In accordance with this provision, a stockholder who desired to sell his shares was required to give written notice of his desire to the corporate secretary and his fellow stockholders and wait 30 days for their response.
[¶23] The evidence was undisputed that between January 10 and 16, 2006, each of the Sellers gave separate written notice to the corporate secretary of their desire to sell all of their shares. It also was undisputed that by e-mail dated January 14, 2006, Burke Christensen notified Buyers that "The Four of us are definitely willing to sell our shares." There was no dispute that Buyers received the e-mail on or about January 15, 2006, and understood that Burke was speaking on behalf of himself and the three other Sellers when he said they were willing to sell their shares. We agree with the district court that Sellers complied with the notice requirements of the stock purchase agreement.
[¶24] Buyers claim that Sellers' "offer" was not a "valid offer" under the stock purchase agreement triggering the 30 day response time. This assertion ignores the plain language of the agreement. The agreement did not require Sellers to make an offer, valid or otherwise, in order to commence the 30 days. Rather, the agreement very clearly required Sellers to give written notice of their desire to sell their stock. That is precisely what the Sellers did; therefore, as a matter of law, they complied with the notice provision.
[¶25] Buyers further claim that Sellers' offer did not comply with the agreement because it did not state a precise sale price in accordance with Article 7. This argument also ignores the plain language of the agreement. As stated above, the agreement required only that Sellers give notice of their desire to sell. Nowhere is there language requiring them to state a sale price. To the contrary, the agreement itself establishes the sale price by expressly giving the remaining stockholders the right to purchase the stock at the price determined by Article 7. We agree with the district court's conclusion that when the 30 days passed with no response to Sellers' notice from Buyers, Sellers were free to sell their shares to an outside party.
[¶26] Although they were not required to do so by the agreement, Sellers sent Buyers a second notice of their desire to sell dated February 25, 2006. Buyers argue this second notice also failed to satisfy the requirements of the stock purchase agreement because it did not state a sale price in accordance with Article 7. Our conclusion that Sellers fulfilled the requirements of the agreement by giving notice in January and waiting 30 days makes discussion of the February notice unnecessary. Having fulfilled the requirements, Sellers were free to sell to a third party and had no obligation to give Buyers a second opportunity to purchase their shares. Having no such obligation, they likewise were not required to state a sale price in accordance with Article 7.

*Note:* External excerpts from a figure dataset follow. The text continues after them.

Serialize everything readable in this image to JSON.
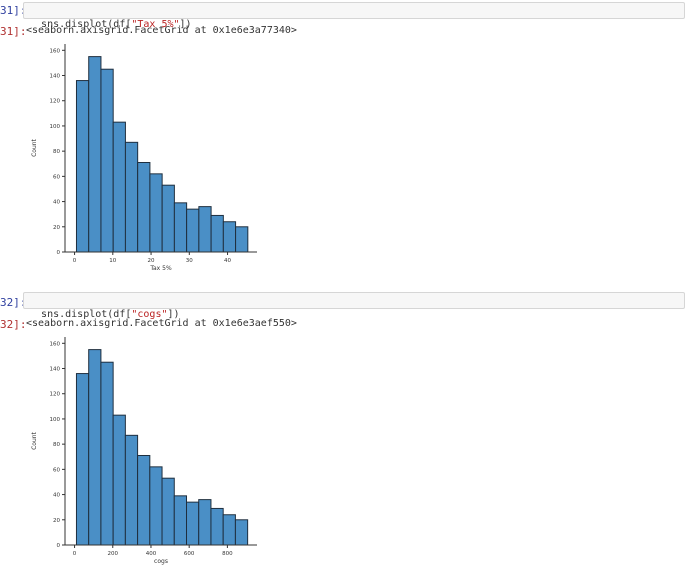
{
  "cells": [
    {
      "in_prompt": "31]:",
      "out_prompt": "31]:",
      "code_prefix": "sns.displot(df[",
      "code_str": "\"Tax 5%\"",
      "code_suffix": "])",
      "output": "<seaborn.axisgrid.FacetGrid at 0x1e6e3a77340>"
    },
    {
      "in_prompt": "32]:",
      "out_prompt": "32]:",
      "code_prefix": "sns.displot(df[",
      "code_str": "\"cogs\"",
      "code_suffix": "])",
      "output": "<seaborn.axisgrid.FacetGrid at 0x1e6e3aef550>"
    }
  ],
  "chart_data": [
    {
      "type": "bar",
      "xlabel": "Tax 5%",
      "ylabel": "Count",
      "bin_edges": [
        0.5,
        3.7,
        6.9,
        10.1,
        13.3,
        16.5,
        19.7,
        22.9,
        26.1,
        29.3,
        32.5,
        35.7,
        38.9,
        42.1,
        45.3
      ],
      "values": [
        136,
        155,
        145,
        103,
        87,
        71,
        62,
        53,
        39,
        34,
        36,
        29,
        24,
        20
      ],
      "xlim": [
        -2.5,
        47.7
      ],
      "ylim": [
        0,
        165
      ],
      "xticks": [
        0,
        10,
        20,
        30,
        40
      ],
      "yticks": [
        0,
        20,
        40,
        60,
        80,
        100,
        120,
        140,
        160
      ],
      "bar_color": "#4a8fc6",
      "edge_color": "#1f2f3f"
    },
    {
      "type": "bar",
      "xlabel": "cogs",
      "ylabel": "Count",
      "bin_edges": [
        10,
        74,
        138,
        202,
        266,
        330,
        394,
        458,
        522,
        586,
        650,
        714,
        778,
        842,
        906
      ],
      "values": [
        136,
        155,
        145,
        103,
        87,
        71,
        62,
        53,
        39,
        34,
        36,
        29,
        24,
        20
      ],
      "xlim": [
        -50,
        955
      ],
      "ylim": [
        0,
        165
      ],
      "xticks": [
        0,
        200,
        400,
        600,
        800
      ],
      "yticks": [
        0,
        20,
        40,
        60,
        80,
        100,
        120,
        140,
        160
      ],
      "bar_color": "#4a8fc6",
      "edge_color": "#1f2f3f"
    }
  ]
}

[¶27] We affirm the district court's order granting summary judgment to Sellers on the claims brought under the stock purchase agreement. We hold the will is not relevant to the issues presented and any challenge to the will should have been made in accordance with the Idaho Probate Code.
1Five of the children own 716.8 shares. Ms. Hamblin and Rex Christensen own 708 shares, 8.8 shares less than the other children because the two traded stock for 1.5 acres of land upon which they each built a home.
2From our review of the record, we conclude the district court ruled only that the will provision had no effect on or validity as to the meaning of the stock purchase agreement. It did not intend its ruling in this action to affect the Idaho probate proceeding.